Psychology Today wrote an article on the top three tips for a better exam week performance. The tips are simple, take care of your body, keep things in perspective, and relax right before an exam.
The article states poor sleeping habits, a lack of exercise, an unhealthy diet, and abuse of prescription drugs and caffeine can only hurt students in the long run. When a person’s body is treated differently than normal, it can affect the way that person performs.
The article states students do not do as well when they are more grade-focused. The student should put their emphasis on grasping the material rather than worrying about if they will make an A or a B.
Lastly, the article states that cramming before a test will not be beneficial but will only increase anxiety.

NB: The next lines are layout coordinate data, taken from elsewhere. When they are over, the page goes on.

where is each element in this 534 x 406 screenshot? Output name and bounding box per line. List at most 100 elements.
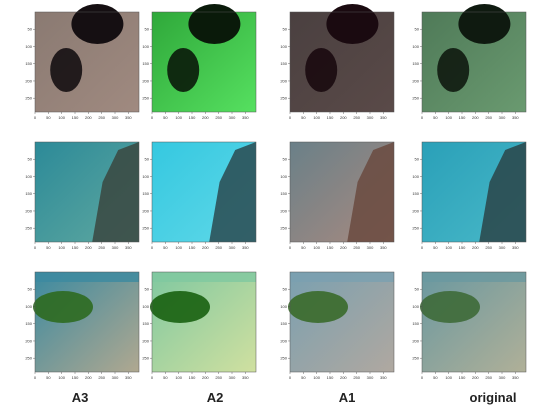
y-tick-label: 250: [280, 226, 287, 231]
y-tick-label: 100: [412, 304, 419, 309]
x-tick-label: 200: [340, 375, 347, 380]
x-tick-label: 50: [301, 245, 306, 250]
x-tick-label: 150: [459, 245, 466, 250]
x-tick-label: 300: [229, 115, 236, 120]
x-tick-label: 250: [215, 115, 222, 120]
y-tick-label: 250: [280, 96, 287, 101]
x-tick-label: 0: [421, 245, 424, 250]
y-tick-label: 200: [142, 208, 149, 213]
y-tick-label: 250: [412, 226, 419, 231]
y-tick-label: 100: [280, 304, 287, 309]
water: [422, 272, 526, 282]
y-tick-label: 200: [412, 78, 419, 83]
column-label: A3: [72, 390, 89, 405]
x-tick-label: 100: [175, 375, 182, 380]
urchin: [50, 48, 82, 92]
figure: 0 50 100 150 200 250 300 350 50 100 150 200 250 0 50 10…: [0, 0, 534, 406]
y-tick-label: 50: [28, 157, 33, 162]
x-tick-label: 300: [499, 375, 506, 380]
x-tick-label: 250: [353, 245, 360, 250]
x-tick-label: 100: [58, 115, 65, 120]
x-tick-label: 100: [175, 115, 182, 120]
y-tick-label: 150: [142, 321, 149, 326]
x-tick-label: 250: [98, 245, 105, 250]
y-tick-label: 50: [283, 287, 288, 292]
x-tick-label: 200: [85, 245, 92, 250]
y-tick-label: 150: [142, 61, 149, 66]
x-tick-label: 350: [380, 375, 387, 380]
y-tick-label: 200: [142, 78, 149, 83]
x-tick-label: 0: [151, 115, 154, 120]
y-tick-label: 150: [412, 321, 419, 326]
image-panel: 05010015020025030035050100150200250: [280, 142, 394, 250]
y-tick-label: 250: [142, 96, 149, 101]
x-tick-label: 0: [34, 115, 37, 120]
y-tick-label: 150: [142, 191, 149, 196]
x-tick-label: 50: [46, 115, 51, 120]
y-tick-label: 200: [25, 338, 32, 343]
x-tick-label: 350: [242, 375, 249, 380]
x-tick-label: 200: [340, 115, 347, 120]
x-tick-label: 300: [367, 115, 374, 120]
y-tick-label: 100: [280, 174, 287, 179]
x-tick-label: 200: [472, 245, 479, 250]
y-tick-label: 150: [280, 321, 287, 326]
algae: [150, 291, 210, 323]
x-tick-label: 50: [163, 115, 168, 120]
x-tick-label: 250: [353, 375, 360, 380]
x-tick-label: 150: [459, 115, 466, 120]
x-tick-label: 0: [289, 115, 292, 120]
y-tick-label: 250: [25, 356, 32, 361]
x-tick-label: 300: [229, 375, 236, 380]
image: [422, 272, 526, 372]
x-tick-label: 50: [46, 245, 51, 250]
x-tick-label: 300: [112, 115, 119, 120]
y-tick-label: 100: [25, 174, 32, 179]
x-tick-label: 50: [433, 375, 438, 380]
urchin: [458, 4, 510, 44]
y-tick-label: 150: [280, 61, 287, 66]
x-tick-label: 300: [367, 375, 374, 380]
x-tick-label: 150: [72, 245, 79, 250]
column-label: A1: [339, 390, 356, 405]
x-tick-label: 150: [72, 115, 79, 120]
x-tick-label: 300: [367, 245, 374, 250]
x-tick-label: 150: [327, 245, 334, 250]
image: [35, 272, 139, 372]
urchin: [326, 4, 378, 44]
x-tick-label: 0: [421, 115, 424, 120]
x-tick-label: 350: [242, 115, 249, 120]
x-tick-label: 50: [301, 375, 306, 380]
x-tick-label: 200: [340, 245, 347, 250]
x-tick-label: 50: [46, 375, 51, 380]
y-tick-label: 50: [145, 287, 150, 292]
y-tick-label: 50: [28, 287, 33, 292]
y-tick-label: 100: [280, 44, 287, 49]
x-tick-label: 350: [380, 115, 387, 120]
x-tick-label: 100: [445, 245, 452, 250]
y-tick-label: 250: [412, 356, 419, 361]
x-tick-label: 0: [289, 375, 292, 380]
x-tick-label: 150: [72, 375, 79, 380]
y-tick-label: 200: [280, 338, 287, 343]
x-tick-label: 0: [289, 245, 292, 250]
x-tick-label: 100: [313, 245, 320, 250]
x-tick-label: 200: [85, 115, 92, 120]
y-tick-label: 250: [25, 226, 32, 231]
x-tick-label: 50: [433, 245, 438, 250]
urchin: [305, 48, 337, 92]
x-tick-label: 200: [85, 375, 92, 380]
x-tick-label: 250: [353, 115, 360, 120]
x-tick-label: 250: [98, 115, 105, 120]
x-tick-label: 0: [34, 245, 37, 250]
x-tick-label: 150: [327, 375, 334, 380]
x-tick-label: 250: [215, 375, 222, 380]
y-tick-label: 50: [28, 27, 33, 32]
x-tick-label: 350: [242, 245, 249, 250]
x-tick-label: 300: [229, 245, 236, 250]
urchin: [437, 48, 469, 92]
image-panel: 05010015020025030035050100150200250: [142, 4, 256, 120]
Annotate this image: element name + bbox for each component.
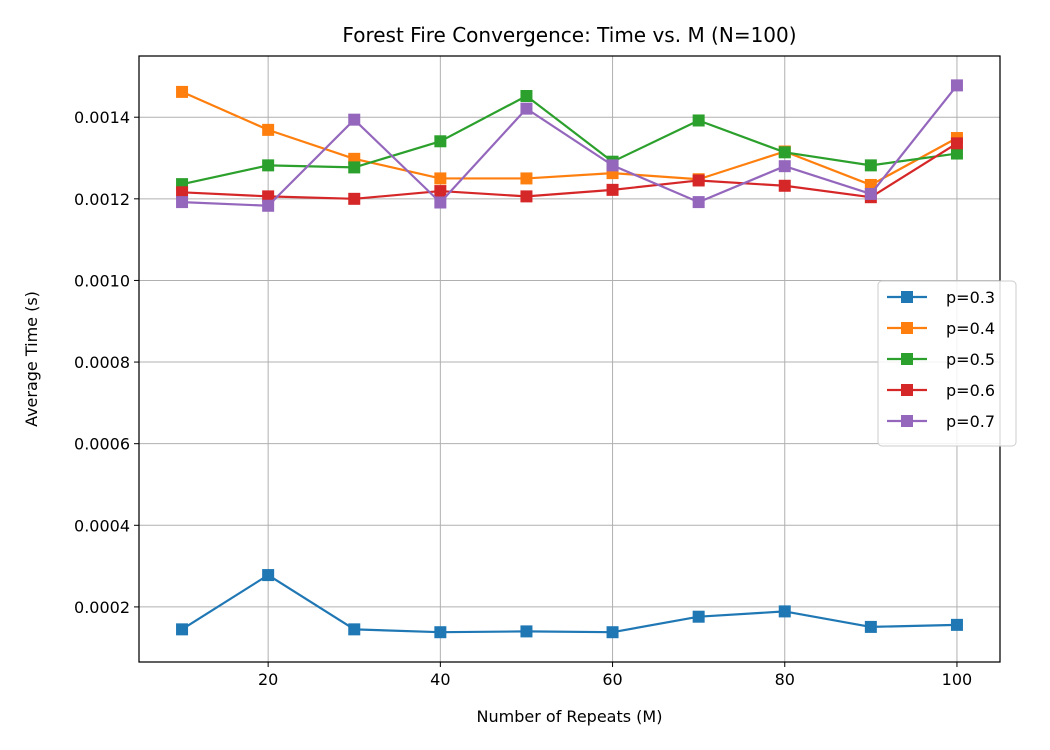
data-point [348, 113, 361, 126]
x-tick-label: 40 [430, 670, 450, 689]
data-point [778, 179, 791, 192]
data-point [950, 79, 963, 92]
data-point [262, 159, 275, 172]
legend: p=0.3 p=0.4 p=0.5 p=0.6 p=0.7 [877, 280, 1017, 447]
data-point [176, 196, 189, 209]
y-tick-label: 0.0012 [74, 190, 130, 209]
y-tick-label: 0.0002 [74, 598, 130, 617]
data-point [864, 159, 877, 172]
data-point [434, 185, 447, 198]
data-point [262, 569, 275, 582]
data-point [692, 196, 705, 209]
data-point [348, 192, 361, 205]
legend-label: p=0.7 [946, 412, 995, 431]
data-point [520, 102, 533, 115]
legend-item: p=0.3 [887, 288, 995, 307]
legend-item: p=0.6 [887, 381, 995, 400]
series-p=0.3 [176, 569, 963, 639]
x-tick-label: 100 [942, 670, 973, 689]
data-point [778, 160, 791, 173]
data-point [434, 135, 447, 148]
legend-marker [901, 322, 913, 334]
data-point [606, 626, 619, 639]
data-point [262, 123, 275, 136]
legend-label: p=0.4 [946, 319, 995, 338]
legend-item: p=0.5 [887, 350, 995, 369]
legend-label: p=0.6 [946, 381, 995, 400]
data-point [950, 137, 963, 150]
data-point [520, 172, 533, 185]
legend-marker [901, 353, 913, 365]
data-point [606, 183, 619, 196]
data-point [692, 114, 705, 127]
legend-marker [901, 384, 913, 396]
legend-label: p=0.5 [946, 350, 995, 369]
y-tick-label: 0.0006 [74, 435, 130, 454]
data-point [434, 172, 447, 185]
series-line [181, 90, 958, 187]
chart-title: Forest Fire Convergence: Time vs. M (N=1… [342, 23, 796, 47]
y-tick-label: 0.0014 [74, 108, 130, 127]
legend-item: p=0.7 [887, 412, 995, 431]
series-line [182, 84, 958, 207]
series-line [181, 94, 958, 186]
series-p=0.7 [176, 79, 963, 212]
legend-marker [901, 291, 913, 303]
x-tick-label: 80 [775, 670, 795, 689]
data-point [950, 618, 963, 631]
series-line [181, 573, 957, 634]
y-tick-label: 0.0004 [74, 516, 130, 535]
data-point [434, 196, 447, 209]
legend-label: p=0.3 [946, 288, 995, 307]
legend-item: p=0.4 [887, 319, 995, 338]
data-point [950, 147, 963, 160]
x-axis: 20 40 60 80 100 [258, 662, 972, 689]
x-axis-label: Number of Repeats (M) [477, 707, 663, 726]
data-point [778, 605, 791, 618]
series-p=0.6 [176, 137, 963, 205]
data-point [176, 85, 189, 98]
data-point [692, 174, 705, 187]
data-point [606, 159, 619, 172]
data-point [520, 625, 533, 638]
data-point [520, 89, 533, 102]
data-point [176, 186, 189, 199]
data-point [434, 626, 447, 639]
data-point [176, 623, 189, 636]
legend-marker [901, 415, 913, 427]
x-tick-label: 60 [602, 670, 622, 689]
data-point [778, 146, 791, 159]
data-point [864, 620, 877, 633]
data-point [864, 187, 877, 200]
series-line [181, 142, 958, 200]
data-point [262, 199, 275, 212]
y-tick-label: 0.0008 [74, 353, 130, 372]
data-point [348, 623, 361, 636]
data-point [348, 161, 361, 174]
series-group [176, 79, 963, 639]
data-point [692, 610, 705, 623]
y-axis-label: Average Time (s) [22, 291, 41, 427]
y-tick-label: 0.0010 [74, 271, 130, 290]
data-point [520, 190, 533, 203]
data-point [262, 190, 275, 203]
y-axis: 0.0002 0.0004 0.0006 0.0008 0.0010 0.0012 0.00… [74, 108, 139, 617]
x-tick-label: 20 [258, 670, 278, 689]
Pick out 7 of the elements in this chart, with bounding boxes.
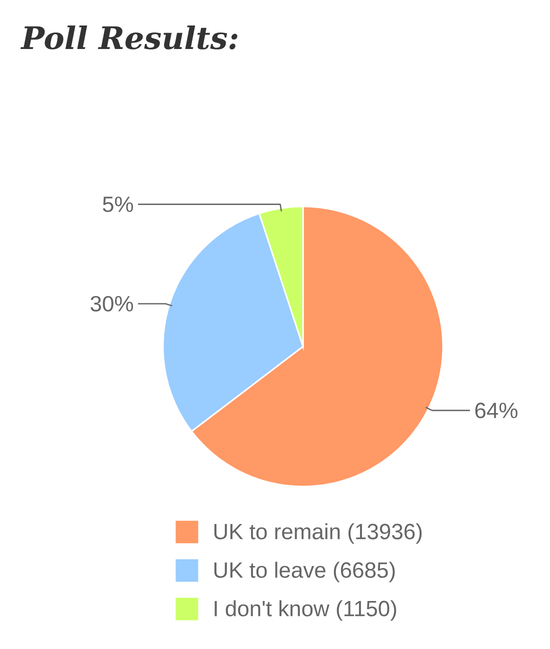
legend-label: UK to remain (13936): [214, 523, 422, 544]
data-label: 30%: [90, 296, 134, 312]
data-label: 64%: [475, 402, 518, 418]
chart-title: Poll Results:: [20, 25, 238, 50]
data-label: 5%: [102, 196, 134, 212]
legend-label: UK to leave (6685): [214, 562, 395, 582]
legend-label: I don't know (1150): [214, 600, 396, 621]
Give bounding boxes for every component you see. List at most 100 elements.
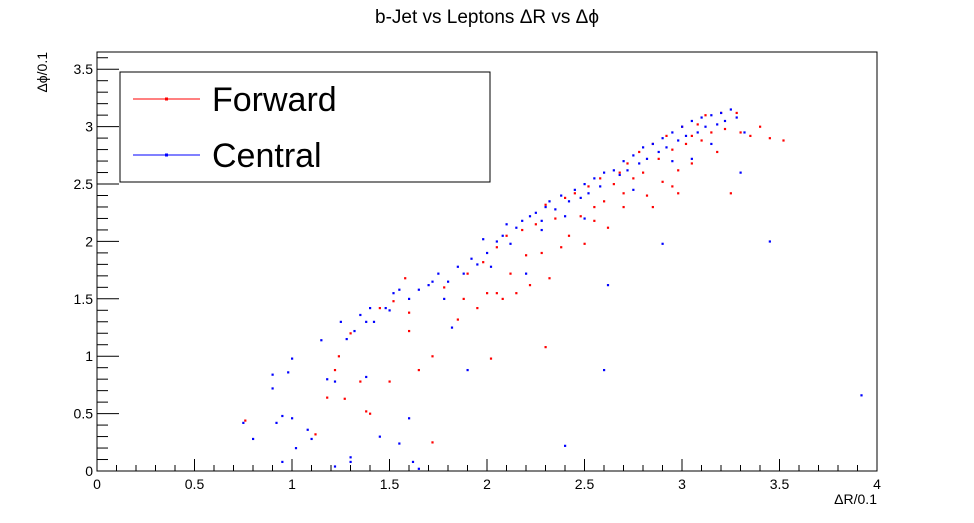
- data-point: [333, 465, 337, 468]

Carla Trujillo, Ph.D. says having a back-up plan is essential to going into a test. Trujillo explains that we all have goals, and it is important to see the outcome of that goal being met, no matter the obstacles along the way. She says although you need to focus on the end goal, you must also focus on the possible outcomes of your failing that goal. She said there is a necessity for every worst-case scenario so you can play out all the back-up plans you can.
Trujillo says it is important to also put yourself in the professor’s shoes. She said you need to ask yourself questions such as ‘If you were teaching this class, what questions would you ask of your students?’ and ‘What material would you want to be most crucial to the students if you were the professor.’ She said common sense and logic are very important to trying to get a handle on the type of questions the professor might ask.